Multi-use indoor arena in Peoria, Illinois, U.S.

Renaissance Coliseum is a multi-purpose athletic facility at Bradley University in Peoria, Illinois.

The Bradley Braves women's basketball and volleyball teams play most of their home contests at Renaissance Coliseum, which also houses athletic offices, practice, training/conditioning facilities, the athletics hall of fame and other features. Adjacent to the arena is the men's basketball practice facility. In addition to hosting Bradley Athletics events, the facility hosts concerts, speakers, commencement, IHSA competitions, and other events local to Central Illinois.

== History ==
Renaissance Coliseum was originally intended to be completed in 2009, but construction delays pushed back the opening to the 2010–11 academic year.

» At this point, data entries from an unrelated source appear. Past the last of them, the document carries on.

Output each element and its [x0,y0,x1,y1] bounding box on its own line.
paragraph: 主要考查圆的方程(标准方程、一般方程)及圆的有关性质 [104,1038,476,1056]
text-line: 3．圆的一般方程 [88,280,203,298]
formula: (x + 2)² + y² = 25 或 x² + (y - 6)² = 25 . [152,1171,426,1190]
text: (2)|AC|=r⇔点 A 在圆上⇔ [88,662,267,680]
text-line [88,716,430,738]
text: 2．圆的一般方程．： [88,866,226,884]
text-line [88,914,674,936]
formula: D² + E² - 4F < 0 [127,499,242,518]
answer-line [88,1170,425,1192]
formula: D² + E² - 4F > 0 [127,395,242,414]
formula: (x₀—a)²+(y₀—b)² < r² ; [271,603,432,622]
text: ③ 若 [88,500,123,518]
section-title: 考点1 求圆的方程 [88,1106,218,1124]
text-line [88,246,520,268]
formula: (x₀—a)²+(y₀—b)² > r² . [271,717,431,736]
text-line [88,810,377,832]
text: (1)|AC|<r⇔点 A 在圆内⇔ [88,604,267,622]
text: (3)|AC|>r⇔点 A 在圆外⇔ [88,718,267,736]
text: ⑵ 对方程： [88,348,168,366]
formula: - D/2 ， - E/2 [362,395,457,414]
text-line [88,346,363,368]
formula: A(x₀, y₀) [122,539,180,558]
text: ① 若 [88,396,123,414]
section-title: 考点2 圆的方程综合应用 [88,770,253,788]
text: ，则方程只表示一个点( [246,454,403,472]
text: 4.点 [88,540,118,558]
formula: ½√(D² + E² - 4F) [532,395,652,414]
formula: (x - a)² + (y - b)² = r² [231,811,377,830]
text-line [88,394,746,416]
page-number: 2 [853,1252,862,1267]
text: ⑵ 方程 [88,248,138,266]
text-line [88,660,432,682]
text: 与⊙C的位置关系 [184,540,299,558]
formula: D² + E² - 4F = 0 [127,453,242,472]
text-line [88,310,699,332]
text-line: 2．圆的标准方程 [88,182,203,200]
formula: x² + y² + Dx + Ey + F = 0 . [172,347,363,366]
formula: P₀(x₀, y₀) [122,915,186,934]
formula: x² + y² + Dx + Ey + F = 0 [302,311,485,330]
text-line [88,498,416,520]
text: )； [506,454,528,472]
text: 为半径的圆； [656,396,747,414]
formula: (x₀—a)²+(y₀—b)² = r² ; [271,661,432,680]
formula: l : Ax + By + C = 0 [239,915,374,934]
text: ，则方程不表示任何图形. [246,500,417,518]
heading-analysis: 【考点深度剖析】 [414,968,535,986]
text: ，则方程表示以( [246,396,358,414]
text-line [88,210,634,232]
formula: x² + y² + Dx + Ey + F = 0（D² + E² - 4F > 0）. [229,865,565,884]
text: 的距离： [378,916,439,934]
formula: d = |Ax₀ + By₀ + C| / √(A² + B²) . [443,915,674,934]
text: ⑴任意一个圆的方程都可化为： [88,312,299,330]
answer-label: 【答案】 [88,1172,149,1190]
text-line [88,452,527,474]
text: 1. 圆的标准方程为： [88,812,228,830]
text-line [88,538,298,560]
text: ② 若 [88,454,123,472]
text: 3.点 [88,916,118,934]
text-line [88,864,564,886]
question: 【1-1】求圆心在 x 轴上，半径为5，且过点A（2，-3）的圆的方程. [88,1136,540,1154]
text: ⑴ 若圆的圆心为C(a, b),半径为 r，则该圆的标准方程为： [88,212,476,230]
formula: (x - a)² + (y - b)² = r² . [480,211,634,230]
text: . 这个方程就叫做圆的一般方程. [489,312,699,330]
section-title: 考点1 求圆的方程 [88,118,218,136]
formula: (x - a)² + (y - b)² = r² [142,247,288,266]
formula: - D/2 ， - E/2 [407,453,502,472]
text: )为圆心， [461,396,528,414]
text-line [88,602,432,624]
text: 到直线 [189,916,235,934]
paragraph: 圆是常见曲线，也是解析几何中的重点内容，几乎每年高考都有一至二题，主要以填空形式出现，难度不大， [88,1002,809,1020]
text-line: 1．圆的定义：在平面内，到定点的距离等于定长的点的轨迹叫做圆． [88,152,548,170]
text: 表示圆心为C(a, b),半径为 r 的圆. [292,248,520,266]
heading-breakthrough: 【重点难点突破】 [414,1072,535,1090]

After the demolition of Robertson Memorial Field House, the 4,200-seat arena was needed to host sports that don't require the larger Carver Arena. Because of the delays, the Bradley teams moved to Lorene Ramsey Gymnasium at nearby Illinois Central College for the 2009–2010 season.

Two cul de sacs (Haussler Lane and Robertson Court) flank each side of Renaissance Coliseum, paying tribute to two prominent campus names. A.J. Robertson was athletics director at Bradley from 1920 to 1948.

The Coliseum opened on August 27, 2010. The official dedication took place on October 15, 2010.

== Events ==

=== Concerts ===
Concerts the arena has hosted over the years include: Weezer, Jason Derulo, Mike Posner, Taking Back Sunday, Girl Talk, The Band Perry, Plain White T's, The Fray, and Macklemore & Ryan Lewis.

=== Sports ===
In 2012, the Bradley University Men's Basketball team played its first regular season home game on campus since 1982. The team has continued to schedule at least one regular season home game at the arena since then. Bradley played two home games of the CIT postseason tournament at the Coliseum, defeating both the University of Wisconsin-Green Bay and Tulane.